Safety of AS03-adjuvanted split-virion H1N1 (2009) pandemic influenza vaccine: a prospective cohort study

Abstract

Objectives: To assess the safety of an AS03-adjuvanted split virion H1N1 (2009) vaccine (Pandemrix) in persons vaccinated during the national pandemic influenza vaccination campaign in the UK.

Design: Prospective, cohort, observational, postauthorisation safety study.

Setting: 87 general practices forming part of the Medical Research Council General Practice Research Framework and widely distributed throughout England.

Participants: A cohort of 9143 individuals aged 7 months to 97 years who received at least one dose of the AS03-adjuvanted H1N1 pandemic vaccine during the national pandemic influenza vaccination campaign in the UK was enrolled. 94% completed the 6-month follow-up. Exclusion criteria were previous vaccination with other H1N1 pandemic vaccine and any child in care.

Primary and secondary outcome measures: Medically attended adverse events (MAEs) occurring within 31 days after any dose, serious adverse events (SAEs) and adverse events of special interest (AESIs) following vaccination were collected for all participants. Solicited adverse events (AEs) were assessed in a subset of participants.

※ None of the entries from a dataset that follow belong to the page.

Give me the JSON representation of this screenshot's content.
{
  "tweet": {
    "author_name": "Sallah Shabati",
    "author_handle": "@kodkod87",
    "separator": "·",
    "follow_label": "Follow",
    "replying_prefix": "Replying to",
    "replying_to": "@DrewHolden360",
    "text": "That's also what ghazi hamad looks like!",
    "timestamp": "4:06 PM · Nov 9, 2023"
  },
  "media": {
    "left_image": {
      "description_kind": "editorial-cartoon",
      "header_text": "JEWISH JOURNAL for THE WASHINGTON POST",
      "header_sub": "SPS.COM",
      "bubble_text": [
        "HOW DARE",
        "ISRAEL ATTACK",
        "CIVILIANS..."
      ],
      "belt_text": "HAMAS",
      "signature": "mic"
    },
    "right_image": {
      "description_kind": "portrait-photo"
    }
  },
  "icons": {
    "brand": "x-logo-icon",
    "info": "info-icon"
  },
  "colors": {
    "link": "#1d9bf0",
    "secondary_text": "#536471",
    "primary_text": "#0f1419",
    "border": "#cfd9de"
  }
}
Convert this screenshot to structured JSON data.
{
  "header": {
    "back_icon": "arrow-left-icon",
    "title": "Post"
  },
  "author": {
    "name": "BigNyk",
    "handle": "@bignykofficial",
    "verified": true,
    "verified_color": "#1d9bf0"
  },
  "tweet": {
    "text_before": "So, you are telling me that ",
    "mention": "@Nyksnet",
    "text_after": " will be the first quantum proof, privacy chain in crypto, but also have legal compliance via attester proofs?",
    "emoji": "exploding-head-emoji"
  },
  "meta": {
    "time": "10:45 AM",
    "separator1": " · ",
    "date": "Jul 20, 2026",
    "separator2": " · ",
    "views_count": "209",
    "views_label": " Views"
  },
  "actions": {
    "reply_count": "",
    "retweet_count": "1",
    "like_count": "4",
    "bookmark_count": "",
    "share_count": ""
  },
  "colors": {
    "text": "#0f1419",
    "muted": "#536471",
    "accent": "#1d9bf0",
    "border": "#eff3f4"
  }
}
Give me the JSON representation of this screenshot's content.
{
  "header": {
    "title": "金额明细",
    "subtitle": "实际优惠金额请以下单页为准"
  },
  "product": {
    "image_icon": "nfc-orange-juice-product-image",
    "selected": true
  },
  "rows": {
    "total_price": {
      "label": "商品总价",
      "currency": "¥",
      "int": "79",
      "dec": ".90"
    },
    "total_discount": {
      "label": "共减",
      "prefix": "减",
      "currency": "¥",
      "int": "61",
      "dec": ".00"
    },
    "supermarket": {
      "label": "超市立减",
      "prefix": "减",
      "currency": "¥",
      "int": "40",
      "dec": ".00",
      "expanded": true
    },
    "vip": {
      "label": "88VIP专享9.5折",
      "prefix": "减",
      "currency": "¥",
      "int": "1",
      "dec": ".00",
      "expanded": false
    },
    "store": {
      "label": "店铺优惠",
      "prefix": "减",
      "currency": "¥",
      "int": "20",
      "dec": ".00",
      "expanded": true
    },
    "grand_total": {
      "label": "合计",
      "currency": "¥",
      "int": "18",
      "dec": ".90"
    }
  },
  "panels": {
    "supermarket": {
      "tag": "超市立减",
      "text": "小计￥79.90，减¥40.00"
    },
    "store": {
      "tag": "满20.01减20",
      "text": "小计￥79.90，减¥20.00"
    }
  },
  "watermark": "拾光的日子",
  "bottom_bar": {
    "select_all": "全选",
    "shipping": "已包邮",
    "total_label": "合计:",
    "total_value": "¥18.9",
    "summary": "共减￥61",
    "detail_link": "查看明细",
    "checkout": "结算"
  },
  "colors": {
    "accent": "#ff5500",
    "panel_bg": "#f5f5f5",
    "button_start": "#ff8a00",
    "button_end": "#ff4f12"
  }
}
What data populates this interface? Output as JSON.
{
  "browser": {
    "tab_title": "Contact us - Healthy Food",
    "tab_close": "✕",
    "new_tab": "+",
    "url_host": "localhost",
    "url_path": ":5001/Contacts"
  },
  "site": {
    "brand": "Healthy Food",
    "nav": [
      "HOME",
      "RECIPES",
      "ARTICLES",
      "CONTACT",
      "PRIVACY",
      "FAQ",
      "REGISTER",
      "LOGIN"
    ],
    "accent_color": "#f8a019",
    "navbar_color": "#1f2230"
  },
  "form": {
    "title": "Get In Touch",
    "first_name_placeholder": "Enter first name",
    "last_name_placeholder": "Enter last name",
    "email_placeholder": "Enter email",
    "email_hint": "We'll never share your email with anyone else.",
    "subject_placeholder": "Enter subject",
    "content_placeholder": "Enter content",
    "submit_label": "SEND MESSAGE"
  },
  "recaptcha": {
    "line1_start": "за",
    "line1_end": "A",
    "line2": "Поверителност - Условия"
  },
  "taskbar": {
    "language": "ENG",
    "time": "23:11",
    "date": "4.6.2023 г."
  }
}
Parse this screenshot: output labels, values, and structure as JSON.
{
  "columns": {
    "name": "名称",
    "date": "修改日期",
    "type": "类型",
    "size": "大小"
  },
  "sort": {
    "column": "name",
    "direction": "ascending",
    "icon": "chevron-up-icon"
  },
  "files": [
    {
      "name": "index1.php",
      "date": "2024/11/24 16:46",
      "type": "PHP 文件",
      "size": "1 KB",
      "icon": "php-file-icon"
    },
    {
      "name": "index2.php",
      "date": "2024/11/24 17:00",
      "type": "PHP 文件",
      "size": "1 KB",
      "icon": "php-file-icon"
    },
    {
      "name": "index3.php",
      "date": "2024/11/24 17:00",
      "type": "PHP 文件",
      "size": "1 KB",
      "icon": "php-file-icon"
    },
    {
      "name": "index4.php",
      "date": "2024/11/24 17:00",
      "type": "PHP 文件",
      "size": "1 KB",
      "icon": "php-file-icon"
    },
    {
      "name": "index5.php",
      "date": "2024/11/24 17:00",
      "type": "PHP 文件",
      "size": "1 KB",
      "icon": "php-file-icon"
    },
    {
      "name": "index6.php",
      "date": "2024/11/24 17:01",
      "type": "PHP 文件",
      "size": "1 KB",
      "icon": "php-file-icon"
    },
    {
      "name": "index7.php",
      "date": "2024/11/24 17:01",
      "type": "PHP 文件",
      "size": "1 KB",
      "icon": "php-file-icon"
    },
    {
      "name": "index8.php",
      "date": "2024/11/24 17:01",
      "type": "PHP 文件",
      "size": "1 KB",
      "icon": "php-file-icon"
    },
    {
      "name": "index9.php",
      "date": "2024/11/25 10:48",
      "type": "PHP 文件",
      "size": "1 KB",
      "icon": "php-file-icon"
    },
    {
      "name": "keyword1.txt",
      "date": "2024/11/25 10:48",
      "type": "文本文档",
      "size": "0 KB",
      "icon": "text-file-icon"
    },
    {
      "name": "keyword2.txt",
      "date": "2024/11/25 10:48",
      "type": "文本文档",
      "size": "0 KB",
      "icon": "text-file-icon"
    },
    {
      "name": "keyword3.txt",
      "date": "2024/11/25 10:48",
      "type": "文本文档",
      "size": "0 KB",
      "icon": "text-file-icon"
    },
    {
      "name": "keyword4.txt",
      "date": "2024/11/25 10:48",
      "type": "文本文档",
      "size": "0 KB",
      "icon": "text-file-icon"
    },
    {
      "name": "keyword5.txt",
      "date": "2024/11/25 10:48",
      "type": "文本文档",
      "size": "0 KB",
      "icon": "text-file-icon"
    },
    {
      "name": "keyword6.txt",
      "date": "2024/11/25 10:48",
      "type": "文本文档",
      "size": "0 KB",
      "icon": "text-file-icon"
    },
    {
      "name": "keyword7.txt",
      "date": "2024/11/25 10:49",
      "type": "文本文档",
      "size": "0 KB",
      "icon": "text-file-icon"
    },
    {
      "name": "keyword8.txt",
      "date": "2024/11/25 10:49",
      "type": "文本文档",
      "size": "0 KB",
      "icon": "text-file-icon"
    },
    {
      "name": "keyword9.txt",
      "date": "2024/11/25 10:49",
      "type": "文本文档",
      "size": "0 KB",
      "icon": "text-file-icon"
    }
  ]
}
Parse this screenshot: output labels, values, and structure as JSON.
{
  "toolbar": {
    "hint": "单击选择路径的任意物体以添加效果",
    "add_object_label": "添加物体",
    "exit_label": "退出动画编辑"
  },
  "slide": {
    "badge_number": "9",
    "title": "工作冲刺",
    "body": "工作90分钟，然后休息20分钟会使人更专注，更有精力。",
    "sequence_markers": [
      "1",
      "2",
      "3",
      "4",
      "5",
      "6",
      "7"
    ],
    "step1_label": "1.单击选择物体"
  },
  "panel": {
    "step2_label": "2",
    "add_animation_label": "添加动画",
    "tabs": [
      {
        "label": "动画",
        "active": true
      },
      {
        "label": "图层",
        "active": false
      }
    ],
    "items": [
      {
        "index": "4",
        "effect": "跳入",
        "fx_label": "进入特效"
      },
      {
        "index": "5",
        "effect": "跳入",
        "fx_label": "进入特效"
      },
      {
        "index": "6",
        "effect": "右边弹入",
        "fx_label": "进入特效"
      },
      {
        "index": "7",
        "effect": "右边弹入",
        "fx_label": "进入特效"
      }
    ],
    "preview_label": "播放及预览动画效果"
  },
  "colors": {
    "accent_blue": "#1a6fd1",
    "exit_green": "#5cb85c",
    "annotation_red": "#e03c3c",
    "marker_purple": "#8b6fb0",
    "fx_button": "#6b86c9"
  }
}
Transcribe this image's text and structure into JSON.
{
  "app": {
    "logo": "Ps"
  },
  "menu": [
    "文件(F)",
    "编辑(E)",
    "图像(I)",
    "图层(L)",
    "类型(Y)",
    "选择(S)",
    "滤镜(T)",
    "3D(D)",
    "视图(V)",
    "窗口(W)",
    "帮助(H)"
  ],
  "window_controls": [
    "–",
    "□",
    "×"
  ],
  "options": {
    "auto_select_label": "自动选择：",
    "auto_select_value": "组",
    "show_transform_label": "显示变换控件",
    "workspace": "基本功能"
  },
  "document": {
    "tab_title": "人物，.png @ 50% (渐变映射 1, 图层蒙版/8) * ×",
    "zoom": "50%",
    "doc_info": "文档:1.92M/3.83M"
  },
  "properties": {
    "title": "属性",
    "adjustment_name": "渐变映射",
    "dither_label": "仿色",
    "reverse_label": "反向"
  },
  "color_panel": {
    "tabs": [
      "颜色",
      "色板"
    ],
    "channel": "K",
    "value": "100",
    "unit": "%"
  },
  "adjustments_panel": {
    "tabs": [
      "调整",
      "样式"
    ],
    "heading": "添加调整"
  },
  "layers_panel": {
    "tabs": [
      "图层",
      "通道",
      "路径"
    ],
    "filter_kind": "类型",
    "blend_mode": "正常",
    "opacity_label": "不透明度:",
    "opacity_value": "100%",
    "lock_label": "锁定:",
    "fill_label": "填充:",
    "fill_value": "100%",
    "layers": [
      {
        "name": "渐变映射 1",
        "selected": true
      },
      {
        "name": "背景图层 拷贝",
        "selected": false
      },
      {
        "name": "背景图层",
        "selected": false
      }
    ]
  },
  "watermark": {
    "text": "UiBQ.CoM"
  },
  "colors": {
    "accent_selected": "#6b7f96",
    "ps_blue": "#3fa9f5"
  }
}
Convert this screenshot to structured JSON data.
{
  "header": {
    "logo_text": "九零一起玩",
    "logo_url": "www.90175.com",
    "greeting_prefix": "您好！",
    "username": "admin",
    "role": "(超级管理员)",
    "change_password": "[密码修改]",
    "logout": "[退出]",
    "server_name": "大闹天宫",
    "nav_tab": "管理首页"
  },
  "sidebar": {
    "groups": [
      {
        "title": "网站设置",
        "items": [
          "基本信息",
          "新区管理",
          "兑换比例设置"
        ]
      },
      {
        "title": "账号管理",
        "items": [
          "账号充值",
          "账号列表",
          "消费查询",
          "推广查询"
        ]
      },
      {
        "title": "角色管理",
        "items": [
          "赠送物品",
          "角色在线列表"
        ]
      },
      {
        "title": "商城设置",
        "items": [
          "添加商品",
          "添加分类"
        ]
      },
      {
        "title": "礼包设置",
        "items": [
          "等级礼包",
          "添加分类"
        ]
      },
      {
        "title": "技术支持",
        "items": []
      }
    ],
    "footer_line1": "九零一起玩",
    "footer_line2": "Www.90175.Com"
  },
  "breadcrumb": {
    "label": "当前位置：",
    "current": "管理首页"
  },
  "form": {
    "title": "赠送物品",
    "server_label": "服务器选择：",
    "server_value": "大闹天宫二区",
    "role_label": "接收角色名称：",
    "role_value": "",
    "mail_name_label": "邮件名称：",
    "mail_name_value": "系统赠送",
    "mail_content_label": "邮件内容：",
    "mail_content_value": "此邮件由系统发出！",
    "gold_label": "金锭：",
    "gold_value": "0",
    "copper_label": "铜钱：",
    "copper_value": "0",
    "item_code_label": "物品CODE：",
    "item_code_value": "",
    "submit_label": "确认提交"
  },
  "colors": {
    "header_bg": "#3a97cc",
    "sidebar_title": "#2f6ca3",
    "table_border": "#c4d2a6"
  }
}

Results: MAEs were reported in 1219 participants and SAEs in 113 participants during the 31-day postvaccination period. The most frequently reported MAEs and SAEs were consistent with events expected to be reported during the winter season in this population: lower respiratory tract infections, asthma and pneumonia. The most commonly reported solicited AEs were irritability in young children aged <5 years (61.8%), muscle aches in children aged 5-17 years (61.9%) and adults (46.9%). 18 AESIs, experienced by 14 patients, met the criteria to be considered for the observed-to-expected analyses. AESIs above the expected number were neuritis (1 case within 31 days) and convulsions (8 cases within 181 days). There were 41 deaths during the 181-day period after vaccination, fewer than expected.

Conclusions: Results indicate that the AS03-adjuvanted H1N1 pandemic vaccine showed a clinically acceptable reactogenicity and safety profile in all age and risk groups studied.

Trial registration: ClinicalTrials.gov, NCT00996853.

Figure 1

Flow diagram depicting the completion of study contact points with the reasons for discontinuation. Participants with contacts not performed for other reasons could have had the following contacts. If only one dose of vaccine was given, Contact 2 was considered ‘Missing confirmed’.

Figure 2

Solicited local (A) and general (B) adverse events reported during a 7-day follow-up period after any dose (Reactogenicity cohort N=682). The general symptoms of drowsiness, irritability and loss of appetite were only assessed in children <5 years, whereas fatigue, gastrointestinal, headache, joint pain, muscle aches, shivering and sweating were assessed in children aged 5–17 years and in adults. Fever was defined as an oral or axillary temperature of ≥37.5°C (99.5°F) or a rectal temperature of ≥38.0°C (100.4°F). Data are shown as the percentage of participants reporting the symptom with 95% CI.